A plane travelling a velocity of 100km/h to south encounters aside wind blowing at 25km/h to the west what is its velocity to an observer on the ground?

To determine the velocity of the plane to an observer on the ground, we need to use vector addition.

First, let's represent the velocity of the plane traveling south as a vector in the negative y-direction. We'll call this vector V1 and its magnitude is 100 km/h.

Next, let's represent the velocity of the wind blowing west as a vector in the negative x-direction. We'll call this vector V2 and its magnitude is 25 km/h.

To find the resultant velocity, we need to add these two vectors together. We can do this by using the Pythagorean theorem and trigonometry.

The magnitude of the resultant velocity can be calculated as follows:

Resultant magnitude = √(V1^2 + V2^2)

In this case, V1 = 100 km/h and V2 = 25 km/h.

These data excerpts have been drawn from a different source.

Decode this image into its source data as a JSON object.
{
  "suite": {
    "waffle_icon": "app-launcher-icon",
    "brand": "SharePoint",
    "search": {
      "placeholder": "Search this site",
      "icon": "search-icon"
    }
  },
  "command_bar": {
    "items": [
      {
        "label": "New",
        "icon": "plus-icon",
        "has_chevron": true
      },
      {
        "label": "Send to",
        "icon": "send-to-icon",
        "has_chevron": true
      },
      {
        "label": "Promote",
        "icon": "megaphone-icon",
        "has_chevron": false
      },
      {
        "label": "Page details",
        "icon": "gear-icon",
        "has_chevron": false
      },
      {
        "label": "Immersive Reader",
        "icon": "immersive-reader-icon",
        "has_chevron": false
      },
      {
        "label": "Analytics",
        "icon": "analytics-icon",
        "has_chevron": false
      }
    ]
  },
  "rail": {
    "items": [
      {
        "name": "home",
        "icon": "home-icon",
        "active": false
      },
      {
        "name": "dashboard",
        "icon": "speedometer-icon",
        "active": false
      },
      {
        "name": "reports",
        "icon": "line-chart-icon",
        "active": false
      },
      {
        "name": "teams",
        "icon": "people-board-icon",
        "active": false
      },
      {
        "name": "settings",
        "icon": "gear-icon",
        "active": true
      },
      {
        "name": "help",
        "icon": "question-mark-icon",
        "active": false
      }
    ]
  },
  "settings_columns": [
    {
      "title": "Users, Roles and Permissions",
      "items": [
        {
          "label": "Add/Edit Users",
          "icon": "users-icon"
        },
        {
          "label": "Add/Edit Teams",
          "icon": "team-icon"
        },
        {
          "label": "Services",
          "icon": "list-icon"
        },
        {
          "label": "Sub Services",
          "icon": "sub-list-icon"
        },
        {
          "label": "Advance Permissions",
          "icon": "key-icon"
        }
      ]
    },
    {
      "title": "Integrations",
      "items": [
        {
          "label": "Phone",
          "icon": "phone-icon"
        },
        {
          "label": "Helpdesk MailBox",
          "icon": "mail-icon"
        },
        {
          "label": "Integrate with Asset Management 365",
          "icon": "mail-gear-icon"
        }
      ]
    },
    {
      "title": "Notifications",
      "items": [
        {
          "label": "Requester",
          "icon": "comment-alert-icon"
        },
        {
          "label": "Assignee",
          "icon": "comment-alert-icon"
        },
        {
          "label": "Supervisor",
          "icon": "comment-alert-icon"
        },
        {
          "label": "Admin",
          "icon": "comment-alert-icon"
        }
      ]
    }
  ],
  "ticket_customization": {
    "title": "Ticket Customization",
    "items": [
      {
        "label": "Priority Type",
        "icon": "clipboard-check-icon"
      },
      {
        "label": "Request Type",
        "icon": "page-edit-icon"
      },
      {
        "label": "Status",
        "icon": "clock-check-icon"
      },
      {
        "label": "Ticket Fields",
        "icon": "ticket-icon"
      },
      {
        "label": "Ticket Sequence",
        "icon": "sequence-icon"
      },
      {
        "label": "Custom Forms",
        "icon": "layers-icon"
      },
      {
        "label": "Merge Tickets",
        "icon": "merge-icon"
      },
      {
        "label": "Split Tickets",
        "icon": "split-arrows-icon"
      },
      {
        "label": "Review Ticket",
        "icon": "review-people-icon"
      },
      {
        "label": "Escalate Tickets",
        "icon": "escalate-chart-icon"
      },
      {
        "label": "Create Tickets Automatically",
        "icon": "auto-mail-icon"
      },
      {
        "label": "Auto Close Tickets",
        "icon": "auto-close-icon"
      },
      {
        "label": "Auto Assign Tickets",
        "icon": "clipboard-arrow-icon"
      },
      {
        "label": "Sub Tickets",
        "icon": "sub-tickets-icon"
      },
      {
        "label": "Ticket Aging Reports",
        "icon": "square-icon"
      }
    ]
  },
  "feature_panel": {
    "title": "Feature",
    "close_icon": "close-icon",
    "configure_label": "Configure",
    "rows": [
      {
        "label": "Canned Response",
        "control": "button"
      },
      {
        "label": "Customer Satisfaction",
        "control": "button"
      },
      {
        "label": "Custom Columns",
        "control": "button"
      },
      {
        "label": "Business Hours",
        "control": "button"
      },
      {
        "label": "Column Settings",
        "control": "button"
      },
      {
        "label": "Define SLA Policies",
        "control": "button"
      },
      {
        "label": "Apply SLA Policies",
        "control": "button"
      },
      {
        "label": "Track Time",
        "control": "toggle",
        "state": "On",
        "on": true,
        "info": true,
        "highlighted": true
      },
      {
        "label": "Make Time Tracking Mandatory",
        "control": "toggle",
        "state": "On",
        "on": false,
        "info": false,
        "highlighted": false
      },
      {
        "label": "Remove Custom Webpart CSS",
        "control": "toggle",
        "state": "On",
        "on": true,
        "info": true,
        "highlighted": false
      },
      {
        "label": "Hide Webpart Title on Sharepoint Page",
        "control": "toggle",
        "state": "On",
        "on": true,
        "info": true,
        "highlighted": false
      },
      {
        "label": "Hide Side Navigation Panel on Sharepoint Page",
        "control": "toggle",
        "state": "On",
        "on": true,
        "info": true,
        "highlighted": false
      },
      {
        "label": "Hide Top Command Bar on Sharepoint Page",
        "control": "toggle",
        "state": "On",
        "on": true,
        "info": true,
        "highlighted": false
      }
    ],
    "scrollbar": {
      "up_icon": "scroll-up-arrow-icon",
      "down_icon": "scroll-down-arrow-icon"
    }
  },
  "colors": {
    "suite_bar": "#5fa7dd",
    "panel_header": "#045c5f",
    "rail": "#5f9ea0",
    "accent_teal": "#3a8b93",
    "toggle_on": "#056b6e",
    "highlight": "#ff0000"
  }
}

Resultant magnitude = √(100^2 + 25^2) = √(10000 + 625) = √10625 ≈ 103.06 km/h

The direction of the resultant velocity can be calculated using the inverse tangent function:

Resultant direction = arctan(V2/V1)

In this case, V1 = -100 km/h and V2 = -25 km/h.

Resultant direction = arctan(-25/-100) = arctan(0.25) ≈ 14.04°

Therefore, the velocity of the plane to an observer on the ground is approximately 103.06 km/h in a direction of 14.04° west of south.